Gianluca Marciano spins the web of Rachmaninov’s doom-laden score conducting the BBC Concert Orchestra. Terfel excels—physically he seems tormented, caught in the current of Zemfira’s action, swimming uncontrollably to his inevitable homicides. Vocally, it’s a treat to hear Terfel in this role; he brings real beauty to the vocal line and then a great anguish in the cavatina. He is paired with a gutsy and defiant Ailish Tynan as Zemfira and the passionate Luis Gomes as her illicit lover.

Then it’s on to Puccini’s perfect gem of a comedy, Gianni Schicchi, which Medcalf delivers with maximum sparkle. Where Aleko was drawn-out and dark, we are flung into the bright and bubbly, and laughing from the first five minutes.

The Donati family have excellent comic timing, and their ensemble work is impeccable, switching from grieving to greedy. Many of the singers double from Aleko which brings some continuity to the evening.

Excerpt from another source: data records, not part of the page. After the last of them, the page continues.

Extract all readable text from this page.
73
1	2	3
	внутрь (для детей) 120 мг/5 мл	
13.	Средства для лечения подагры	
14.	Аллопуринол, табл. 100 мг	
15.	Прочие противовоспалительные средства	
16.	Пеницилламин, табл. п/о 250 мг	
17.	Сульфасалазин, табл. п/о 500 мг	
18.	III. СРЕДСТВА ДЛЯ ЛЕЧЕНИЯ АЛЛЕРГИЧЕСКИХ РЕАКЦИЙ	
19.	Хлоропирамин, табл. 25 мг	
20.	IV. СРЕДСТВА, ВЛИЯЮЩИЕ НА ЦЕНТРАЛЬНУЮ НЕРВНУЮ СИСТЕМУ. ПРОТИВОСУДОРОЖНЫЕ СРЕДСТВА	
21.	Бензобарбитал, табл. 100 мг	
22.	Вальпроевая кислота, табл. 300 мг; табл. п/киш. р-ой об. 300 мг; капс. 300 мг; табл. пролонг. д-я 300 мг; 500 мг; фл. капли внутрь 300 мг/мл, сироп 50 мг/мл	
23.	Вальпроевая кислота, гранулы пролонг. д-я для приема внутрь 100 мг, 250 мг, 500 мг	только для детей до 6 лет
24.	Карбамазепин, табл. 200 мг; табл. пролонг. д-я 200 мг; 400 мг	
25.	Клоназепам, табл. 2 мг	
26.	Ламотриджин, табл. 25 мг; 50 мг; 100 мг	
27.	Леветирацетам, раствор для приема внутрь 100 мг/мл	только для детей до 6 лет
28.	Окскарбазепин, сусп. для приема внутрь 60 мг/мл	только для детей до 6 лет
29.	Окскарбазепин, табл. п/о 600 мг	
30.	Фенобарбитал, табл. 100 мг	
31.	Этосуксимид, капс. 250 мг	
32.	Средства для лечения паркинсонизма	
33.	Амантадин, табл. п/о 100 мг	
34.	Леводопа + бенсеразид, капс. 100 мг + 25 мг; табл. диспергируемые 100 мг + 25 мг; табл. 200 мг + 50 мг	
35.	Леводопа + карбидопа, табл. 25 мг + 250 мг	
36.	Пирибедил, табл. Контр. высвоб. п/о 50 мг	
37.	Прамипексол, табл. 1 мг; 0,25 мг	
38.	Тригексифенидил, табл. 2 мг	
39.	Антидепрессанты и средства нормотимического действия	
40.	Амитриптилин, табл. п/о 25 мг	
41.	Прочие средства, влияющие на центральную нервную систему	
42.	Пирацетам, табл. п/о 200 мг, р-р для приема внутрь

Luis Gomes as Rinuccio the nephew really shines in his role—he is ardent and impassioned and able to use his powerful voice with abandon. He is paired with Pasquale Orchard as Lauretta, and the pair look and sound great together. She doesn’t disappoint with the famous "O Mio Babbino Caro". Into the polished Florentine family marches Bryn Terfel, clad in bright red motorcycle leathers, he enjoys his part as the uncouth outsider which the family needs. Terfel’s capacious vocal quality and larger-than-life performance is spot-on, revelling in his power to manipulate the situation. It's a joyful performance from the BBC orchestra, the sound bright and punchy between the indulgent romantic phrases.

Aleko proves an intriguing part of the evening and a wonderful chance to see this early Rachmaninov, but it is Puccini’s well-known and loved Gianni Schicchi, presented by an outstanding cast, which steals the show.